Board approves request for Excel Center, a tuition-free public high school for adults, in the Roviar building

The Columbus Board of Zoning Appeals has unanimously approved a conditional use request to allow a school that is planning to provide tuition-free public high school for adults in an area zoned Commercial: Neighborhood (CN).

The request was made by Goodwill Education Initiatives, Inc. (GEI), a non-profit organization formed by Goodwill of Central and Southern Indiana, which provides education opportunities for adults and youth, according to their website.

The school would be known as The Excel Center – Bartholomew County and would be located at the Roviar Building at 1235 Jackson St.

“Goodwill has a school that they have created and that they sponsor, that allows people who have not attained their high school diploma, to pursue their high school diploma on Goodwill’s dime.” Attorney Jeff Rocker, who is representing the applicants in the matter, told the board.

The Excel Center would provide students a chance to earn their Indiana Core 40 high school diploma — more than 8,000 have graduated since the first of nearly 20 Excel Centers in Indiana opened in 2010, according to GEI officials.

In spring of 2017, the Indiana Charter School Board (ICSB) awarded GEI, through The Excel Centers, LLC, four additional charters. Back then, GEI had already identified Bartholomew County as a community of need — the Columbus location would be the final of those four charters.

“Columbus and the Bartholomew County community need The Excel Center as a means to reconnect the 6% of the population over age 18 without a diploma to their educational goals,” GEI officials wrote in an application for charter activation in March. “Additionally, nearly 9.5% of the collective population in the surrounding four counties without an Excel Center does not have a high school diploma. The data for those aged 18-24 is bleak at almost 20% of the population living without a diploma in Brown, Jennings, Decatur, and Jackson counties.”

The application indicated that the 2024-25 school year is intended to be the school’s opening.

In-person classes would be taught by licensed teachers, Monday through Friday from 7 a.m. to 5 p.m., and there’s expected to be a max enrollment of 200, city documents show. The proposed school would include a maximum seven classrooms and be a total of 12,440 square feet.

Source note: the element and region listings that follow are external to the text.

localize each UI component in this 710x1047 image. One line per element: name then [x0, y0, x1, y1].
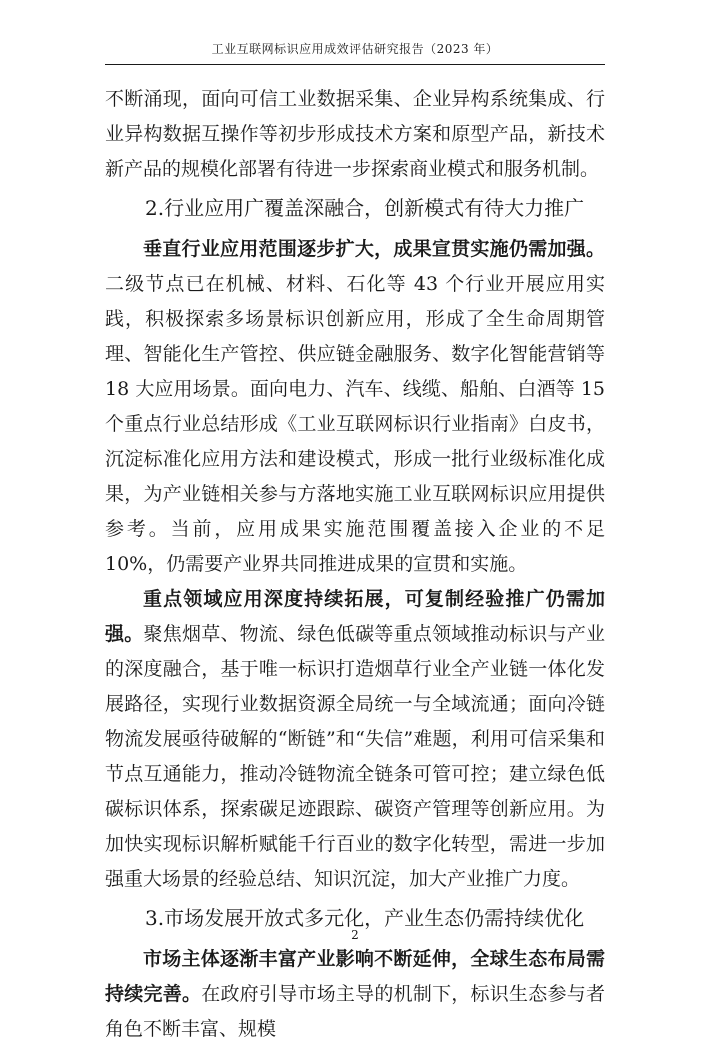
paragraph-text: 聚焦烟草、物流、绿色低碳等重点领域推动标识与产业的深度融合，基于唯一标识打造烟草行业全产业链一体化发展路径，实现行业数据资源全局统一与全域流通；面向冷链物流发展亟待破解的“断链”和“失信”难题，利用可信采集和节点互通能力，推动冷链物流全链条可管可控；建立绿色低碳标识体系，探索碳足迹跟踪、碳资产管理等创新应用。为加快实现标识解析赋能千行百业的数字化转型，需进一步加强重大场景的经验总结、知识沉淀，加大产业推广力度。: [105, 623, 605, 890]
page-number: 2: [351, 928, 359, 942]
paragraph-vertical-applications: [105, 232, 605, 582]
paragraph-lead: 重点领域应用深度持续拓展，可复制经验推广仍需加强。: [105, 588, 605, 645]
paragraph-lead: 市场主体逐渐丰富产业影响不断延伸，全球生态布局需持续完善。: [105, 948, 605, 1005]
paragraph-lead: 垂直行业应用范围逐步扩大，成果宣贯实施仍需加强。: [143, 238, 605, 260]
continued-paragraph: 不断涌现，面向可信工业数据采集、企业异构系统集成、行业异构数据互操作等初步形成技术方案和原型产品，新技术新产品的规模化部署有待进一步探索商业模式和服务机制。: [105, 88, 605, 180]
paragraph-text: 在政府引导市场主导的机制下，标识生态参与者角色不断丰富、规模: [105, 983, 605, 1040]
paragraph-text: 二级节点已在机械、材料、石化等 43 个行业开展应用实践，积极探索多场景标识创新应用，形成了全生命周期管理、智能化生产管控、供应链金融服务、数字化智能营销等 18 大应用场景。面向电力、汽车、线缆、船舶、白酒等 15 个重点行业总结形成《工业互联网标识行业指南》白皮书，沉淀标准化应用方法和建设模式，形成一批行业级标准化成果，为产业链相关参与方落地实施工业互联网标识应用提供参考。当前，应用成果实施范围覆盖接入企业的不足 10%，仍需要产业界共同推进成果的宣贯和实施。: [105, 273, 605, 575]
section-heading-2: 2.行业应用广覆盖深融合，创新模式有待大力推广: [145, 196, 585, 220]
running-header: 工业互联网标识应用成效评估研究报告（2023 年）: [211, 42, 499, 56]
section-heading-3: 3.市场发展开放式多元化，产业生态仍需持续优化: [145, 906, 585, 930]
header-rule: [105, 64, 605, 65]
page-body: [105, 82, 605, 1047]
paragraph-key-fields: [105, 582, 605, 897]
paragraph-market-players: [105, 942, 605, 1047]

The school would offer wraparound supports as well, including free on-site childcare and free transportation assistance. Each student also gets a life coach focused on graduate planning, barrier removal and soft skill building.

The proposed school would be located on the Roviar building’s second floor, GEI representatives wrote to the planning department.

“An additional approximately 2,560 square feet is being proposed which will then ultimately be assigned a new address upon completion of any needed improvements. The space is identified as Units 20 and 22 on the attached Exhibit B.”

“The space on the bottom left is what you might commonly understand to have been the Factory 12 Event Loft,” Rocker said Tuesday night. “So that space has gone — originally, many, many moons ago from 20,000 square feet up and down, to the second floor, to finally finding that, with the growing options in the community, that wasn’t the best use for that space anymore, this was better anyway.”

GEI’s Lakia Osborne said most Excel Center students come directly from social service programs.

“We will be seeking to partner with different entities here to identify those who are in need,” Osborne told the board, adding they plan on collaborating with local schools too.

“This really dials in nicely to the city’s homelessness initiative as well,” Rocker said. “… One of the facets of a solution to homelessness would be education.”

In terms of the market that GEI serves at Excel Center locations, Rocker rattled off the following statistics:

  • Average age: 32 years old
  • Women outnumber men two to one
  • Two-thirds of school attendees have school-aged children
  • 83 percent of student body is not married

GEI has a companion request for the school to address parking that has been submitted to the planning department that’s scheduled for the July 10 meeting of the Columbus Plan Commission, Associate Planner Andres Nieto said.

GEI will seek a a site development plan major modification to reduce the amount of required parking outlined by the zoning ordinance. GEI officials said that about 30 percent of their students use public transportation to get to and from class.

Rocker said they will also look to have signage approved by the plan commission later for the 12th Street and Washington Street side of the building.